SciCap: Generating Captions for Scientific Figures
This work addresses the issue of poor figure captions in scientific articles, which can hinder understanding, by providing a dataset and baseline models for automated captioning, though it is incremental as it builds on existing captioning techniques.
The authors tackled the problem of low-quality figure captions in scientific papers by proposing an end-to-end neural framework to automatically generate informative captions, introducing SCICAP, a large-scale dataset with over two million figures from arXiv papers, and establishing baseline models for graph plots, which revealed both opportunities and challenges in caption generation.
Researchers use figures to communicate rich, complex information in scientific papers. The captions of these figures are critical to conveying effective messages. However, low-quality figure captions commonly occur in scientific articles and may decrease understanding.
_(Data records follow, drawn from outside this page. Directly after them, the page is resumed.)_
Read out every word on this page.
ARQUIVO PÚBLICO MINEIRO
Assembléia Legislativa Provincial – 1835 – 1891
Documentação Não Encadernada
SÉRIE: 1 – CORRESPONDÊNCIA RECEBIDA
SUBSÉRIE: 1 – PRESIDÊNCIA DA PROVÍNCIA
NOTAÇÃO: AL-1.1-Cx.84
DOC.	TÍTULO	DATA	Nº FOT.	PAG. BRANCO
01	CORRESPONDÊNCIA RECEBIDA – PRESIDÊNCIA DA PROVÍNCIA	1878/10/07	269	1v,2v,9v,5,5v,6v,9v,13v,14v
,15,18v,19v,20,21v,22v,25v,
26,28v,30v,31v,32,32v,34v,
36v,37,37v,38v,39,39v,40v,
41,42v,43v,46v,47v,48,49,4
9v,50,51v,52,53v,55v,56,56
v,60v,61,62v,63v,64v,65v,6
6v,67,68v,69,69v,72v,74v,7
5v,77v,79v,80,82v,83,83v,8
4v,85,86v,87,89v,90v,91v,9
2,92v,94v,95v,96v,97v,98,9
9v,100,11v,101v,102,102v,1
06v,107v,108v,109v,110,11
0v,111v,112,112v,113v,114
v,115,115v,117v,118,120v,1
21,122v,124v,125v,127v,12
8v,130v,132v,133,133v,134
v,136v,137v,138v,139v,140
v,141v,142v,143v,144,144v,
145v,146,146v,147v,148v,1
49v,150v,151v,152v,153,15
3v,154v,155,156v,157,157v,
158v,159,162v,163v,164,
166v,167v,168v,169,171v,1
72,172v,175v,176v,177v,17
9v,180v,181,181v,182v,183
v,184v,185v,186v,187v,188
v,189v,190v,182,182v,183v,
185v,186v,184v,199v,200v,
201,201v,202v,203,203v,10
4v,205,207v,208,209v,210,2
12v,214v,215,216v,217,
In this paper, we propose an end-to-end neural framework to automatically generate informative, high-quality captions for scientific figures. To this end, we introduce SCICAP, a large-scale figure-caption dataset based on computer science arXiv papers published between 2010 and 2020. After pre-processing - including figure-type classification, sub-figure identification, text normalization, and caption text selection - SCICAP contained more than two million figures extracted from over 290,000 papers. We then established baseline models that caption graph plots, the dominant (19.2%) figure type. The experimental results showed both opportunities and steep challenges of generating captions for scientific figures.